Inherit the Wind collides with the Woodstock Generation and true believers out of Babbitt, with strange—and highly readable—results.
A few years ago, a Pennsylvania school board faced a crisis brought on by fundamentalist ministers and parents, who demanded that the teaching of Darwinian evolution be scrapped for creationism or its recent variant, intelligent design (ID)—or anything else asserting that God created the earth 6,000 years ago and humankind has always existed in its present form. The assault worked, writes seasoned nonfiction author Humes (Mean Justice, 1999, etc.). The school board shed its doubting Thomases, including a member who had appeared nude on the Woodstock album cover, and the Bible entered the classroom. A group of pro-evolution parents fought back, filing a lawsuit against the school district that went before a federal court. Death threats flew, and expert witnesses flew in. Ideological lines hardened as ID advocates confessed to disputing not just monkey-to-man evolution but the idea that anything evolved from anything else, period.
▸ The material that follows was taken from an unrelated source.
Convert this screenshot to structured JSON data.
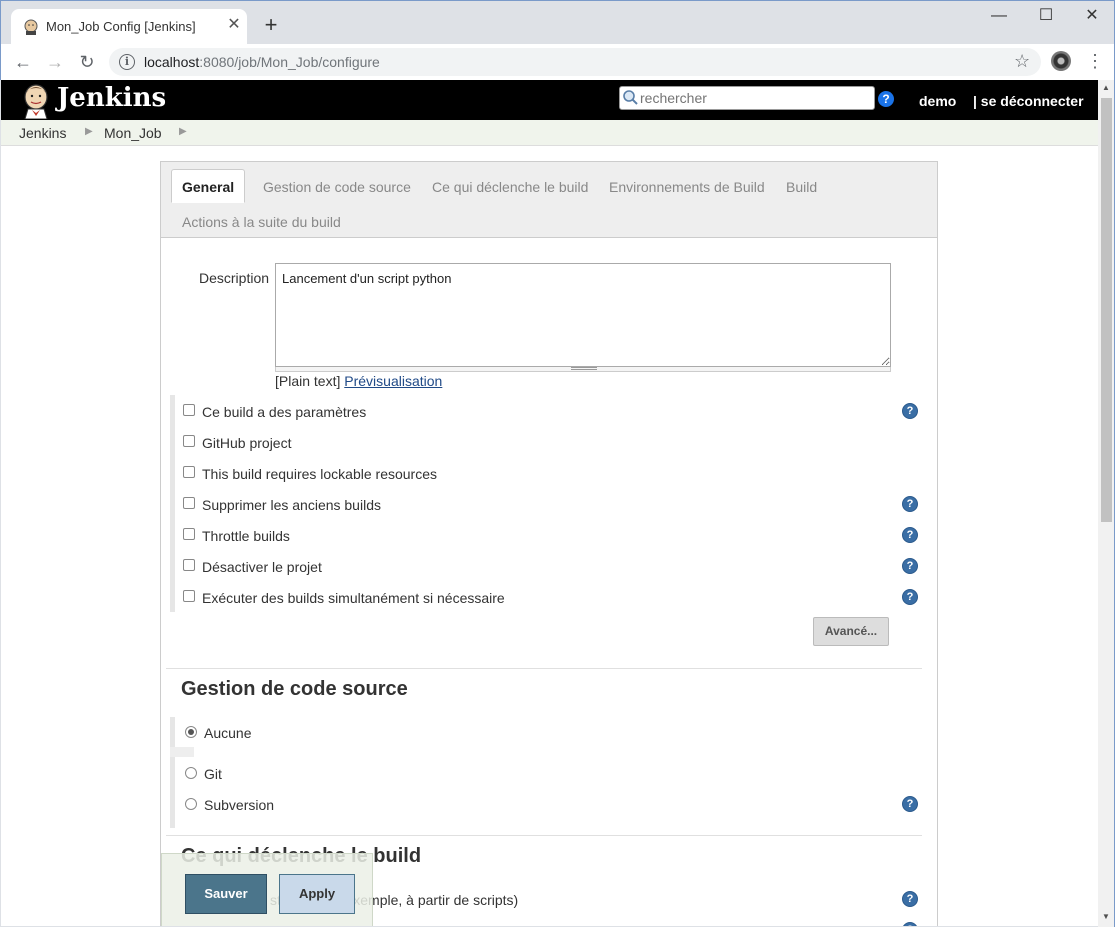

Big ideas were sounded and tested, with scientists patiently explaining that while there might be some holes in the evolutionary evidence, there were none in evolutionary theory. The judge’s ruling, writes Humes, was sound, but only a partial victory, because even though that verdict essentially held that anyone who disputes evolution is a blockhead, fully half and more of Americans at the beginning of the 21st century do indeed dispute it. Anti-evolution isn’t going to go away, the author acknowledges, but he offers a valuable primer in how to debate the matter by soldiering on through the arguments and counterarguments. Wondrously titled chapters such as “Paleozoic Roadkill, Kentucky Fried Chicken, and Bad Frog Beer” provide plenty of sound and fury as they show some very angry people arguing the merits and necessity of science.
An illuminating blend of science, religion and politics.